Question

If $y = {\tan ^{ - 1}}\left( {\dfrac{{\sin x + \cos x}}{{\cos x - \sin x}}} \right)$, then $\dfrac{{dy}}{{dx}}$ is
A. $0$
B. \[\left( {\dfrac{\pi }{4}} \right)\]
C. $1$
D. $\dfrac{1}{2}$

Answer 1

Hint: In the given problem, we are required to differentiate the function $y = {\tan ^{ - 1}}\left( {\dfrac{{\sin x + \cos x}}{{\cos x - \sin x}}} \right)$ with respect to x. Since, $y = {\tan ^{ - 1}}\left( {\dfrac{{\sin x + \cos x}}{{\cos x - \sin x}}} \right)$ is a composite function, so it can be differentiated with help of the chain rule of differentiation. Also, we can simplify the given inverse trigonometric function and then find its derivative with respect to x. We must know the compound angle formula for tangent as \[\tan \left( {A + B} \right) = \dfrac{{\tan A + \tan B}}{{1 - \tan A\tan B}}\].

Complete step by step answer:
So, we have, $y = {\tan ^{ - 1}}\left( {\dfrac{{\sin x + \cos x}}{{\cos x - \sin x}}} \right)$.
We simplify the inverse trigonometric function using the trigonometric formulae.
So, we first divide the numerator and denominator inside the inverse tangent function by cosine. So, we get,
$ \Rightarrow y = {\tan ^{ - 1}}\left( {\dfrac{{\dfrac{{\sin x + \cos x}}{{\cos x}}}}{{\dfrac{{\cos x - \sin x}}{{\cos x}}}}} \right)$
Now, we know that $\tan x = \dfrac{{\sin x}}{{\cos x}}$.
$ \Rightarrow y = {\tan ^{ - 1}}\left( {\dfrac{{\tan x + 1}}{{1 - \tan x}}} \right)$
Now, we know the value of $\tan \left( {\dfrac{\pi }{4}} \right)$ is $1$. So, we get,
$ \Rightarrow y = {\tan ^{ - 1}}\left( {\dfrac{{\tan x + \tan \left( {\dfrac{\pi }{4}} \right)}}{{1 - \tan x\tan \left( {\dfrac{\pi }{4}} \right)}}} \right)$

Now, we use the compound angle formula for tangent \[\tan \left( {A + B} \right) = \dfrac{{\tan A + \tan B}}{{1 - \tan A\tan B}}\].
$ \Rightarrow y = {\tan ^{ - 1}}\left( {\tan \left( {x + \dfrac{\pi }{4}} \right)} \right)$
The value of ${\tan ^{ - 1}}\left( {\tan y} \right) = y$. So, we get,
$ \Rightarrow y = \left( {x + \dfrac{\pi }{4}} \right)$
Now, we can differentiate the function easily using the power rule of differentiation.
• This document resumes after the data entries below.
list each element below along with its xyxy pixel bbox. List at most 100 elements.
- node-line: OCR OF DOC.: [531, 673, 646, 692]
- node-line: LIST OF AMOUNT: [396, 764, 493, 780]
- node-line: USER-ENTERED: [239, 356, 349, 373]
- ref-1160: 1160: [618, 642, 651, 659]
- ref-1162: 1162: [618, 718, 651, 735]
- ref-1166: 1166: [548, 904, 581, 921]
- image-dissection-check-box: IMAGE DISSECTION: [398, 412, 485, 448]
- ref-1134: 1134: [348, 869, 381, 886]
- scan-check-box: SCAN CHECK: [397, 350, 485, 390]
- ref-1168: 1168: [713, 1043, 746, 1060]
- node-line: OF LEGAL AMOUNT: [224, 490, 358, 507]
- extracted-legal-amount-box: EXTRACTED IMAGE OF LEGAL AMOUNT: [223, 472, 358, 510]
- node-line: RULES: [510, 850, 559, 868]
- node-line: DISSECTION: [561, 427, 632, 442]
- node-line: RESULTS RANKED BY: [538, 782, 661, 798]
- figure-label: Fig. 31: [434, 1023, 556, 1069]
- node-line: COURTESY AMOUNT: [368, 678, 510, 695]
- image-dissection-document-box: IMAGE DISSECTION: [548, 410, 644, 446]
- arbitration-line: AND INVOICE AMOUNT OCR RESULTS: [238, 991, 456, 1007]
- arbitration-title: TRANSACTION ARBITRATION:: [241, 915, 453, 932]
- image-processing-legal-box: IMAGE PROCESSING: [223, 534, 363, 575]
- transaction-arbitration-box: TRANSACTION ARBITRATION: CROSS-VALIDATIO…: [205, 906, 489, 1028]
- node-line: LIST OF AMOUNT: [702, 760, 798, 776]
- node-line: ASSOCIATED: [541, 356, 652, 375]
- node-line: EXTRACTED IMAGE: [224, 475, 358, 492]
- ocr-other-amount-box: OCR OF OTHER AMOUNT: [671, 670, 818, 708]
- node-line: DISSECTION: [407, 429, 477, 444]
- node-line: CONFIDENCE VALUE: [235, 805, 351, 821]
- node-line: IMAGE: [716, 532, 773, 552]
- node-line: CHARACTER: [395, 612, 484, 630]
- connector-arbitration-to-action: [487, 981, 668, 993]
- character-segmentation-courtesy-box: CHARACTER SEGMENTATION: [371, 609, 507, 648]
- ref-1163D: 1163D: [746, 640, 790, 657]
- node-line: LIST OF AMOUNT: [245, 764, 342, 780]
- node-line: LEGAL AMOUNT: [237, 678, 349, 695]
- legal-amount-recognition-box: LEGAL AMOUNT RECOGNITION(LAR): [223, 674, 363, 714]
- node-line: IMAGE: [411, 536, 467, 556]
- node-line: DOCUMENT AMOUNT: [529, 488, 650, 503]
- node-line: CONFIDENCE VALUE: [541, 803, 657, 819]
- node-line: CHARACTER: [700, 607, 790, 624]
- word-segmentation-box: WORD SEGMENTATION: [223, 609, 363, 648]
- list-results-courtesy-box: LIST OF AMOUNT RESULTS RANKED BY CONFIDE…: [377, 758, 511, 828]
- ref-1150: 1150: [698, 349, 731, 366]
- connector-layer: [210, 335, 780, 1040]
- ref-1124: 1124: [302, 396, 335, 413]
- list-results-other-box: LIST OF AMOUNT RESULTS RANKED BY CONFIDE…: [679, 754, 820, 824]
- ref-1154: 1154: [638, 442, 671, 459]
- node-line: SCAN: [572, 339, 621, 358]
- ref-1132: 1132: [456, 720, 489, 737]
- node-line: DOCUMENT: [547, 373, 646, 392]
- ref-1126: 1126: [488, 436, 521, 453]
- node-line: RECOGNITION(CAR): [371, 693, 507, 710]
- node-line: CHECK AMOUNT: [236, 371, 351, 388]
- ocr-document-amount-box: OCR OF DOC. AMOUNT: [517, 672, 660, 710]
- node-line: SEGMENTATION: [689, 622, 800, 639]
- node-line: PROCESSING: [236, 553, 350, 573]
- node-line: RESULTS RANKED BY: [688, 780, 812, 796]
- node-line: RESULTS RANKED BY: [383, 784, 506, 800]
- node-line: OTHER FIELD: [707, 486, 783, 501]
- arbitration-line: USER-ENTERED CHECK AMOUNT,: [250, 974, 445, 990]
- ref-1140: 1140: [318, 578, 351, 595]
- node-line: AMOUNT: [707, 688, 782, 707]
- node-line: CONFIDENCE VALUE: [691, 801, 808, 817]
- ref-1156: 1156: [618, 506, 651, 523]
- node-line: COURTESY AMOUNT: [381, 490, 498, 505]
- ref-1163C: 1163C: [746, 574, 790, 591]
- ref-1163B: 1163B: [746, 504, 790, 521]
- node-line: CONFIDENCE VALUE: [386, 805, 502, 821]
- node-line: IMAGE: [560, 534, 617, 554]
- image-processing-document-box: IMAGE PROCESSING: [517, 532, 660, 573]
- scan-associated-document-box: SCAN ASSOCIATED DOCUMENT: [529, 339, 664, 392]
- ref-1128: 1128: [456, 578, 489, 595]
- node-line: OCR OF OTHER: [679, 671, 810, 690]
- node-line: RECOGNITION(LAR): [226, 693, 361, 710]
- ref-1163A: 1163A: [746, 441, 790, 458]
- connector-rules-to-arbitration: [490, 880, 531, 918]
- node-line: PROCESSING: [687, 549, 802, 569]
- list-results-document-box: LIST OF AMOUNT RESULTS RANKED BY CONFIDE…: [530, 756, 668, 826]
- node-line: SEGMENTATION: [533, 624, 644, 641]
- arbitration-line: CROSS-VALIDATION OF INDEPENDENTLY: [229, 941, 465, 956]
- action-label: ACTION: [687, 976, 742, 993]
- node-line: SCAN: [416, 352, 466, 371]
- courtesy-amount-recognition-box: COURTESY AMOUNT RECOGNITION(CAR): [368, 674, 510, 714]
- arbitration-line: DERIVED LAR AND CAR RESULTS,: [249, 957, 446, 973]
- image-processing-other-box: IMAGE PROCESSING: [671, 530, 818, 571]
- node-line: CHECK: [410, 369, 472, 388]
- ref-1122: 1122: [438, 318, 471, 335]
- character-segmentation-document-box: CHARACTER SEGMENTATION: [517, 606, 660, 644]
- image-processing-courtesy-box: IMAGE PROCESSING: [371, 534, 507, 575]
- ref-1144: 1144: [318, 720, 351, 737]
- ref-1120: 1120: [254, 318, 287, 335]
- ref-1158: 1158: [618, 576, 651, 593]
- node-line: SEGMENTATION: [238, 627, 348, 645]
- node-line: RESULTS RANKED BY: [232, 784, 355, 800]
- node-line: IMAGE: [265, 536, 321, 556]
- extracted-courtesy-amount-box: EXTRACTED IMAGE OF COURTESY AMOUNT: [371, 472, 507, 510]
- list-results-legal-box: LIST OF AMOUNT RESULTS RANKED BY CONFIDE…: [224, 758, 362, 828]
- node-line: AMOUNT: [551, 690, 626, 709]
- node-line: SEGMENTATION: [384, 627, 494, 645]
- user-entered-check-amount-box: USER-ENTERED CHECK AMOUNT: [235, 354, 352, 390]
So, differentiating both sides of the above equation with respect to x, we get,
$ \therefore \dfrac{{dy}}{{dx}} = 1$
We know that the derivative of a constant is zero.

Hence, the derivative of $y = {\tan ^{ - 1}}\left( {\dfrac{{\sin x + \cos x}}{{\cos x - \sin x}}} \right)$ is $0$.

Note: The given problem may also be solved using the chain rule of differentiation.The chain rule of differentiation involves differentiating a composite by introducing new unknowns to ease the process and examine the behaviour of function layer by layer. But we must see ways to simplify the given expression before jumping directly to solve the problem.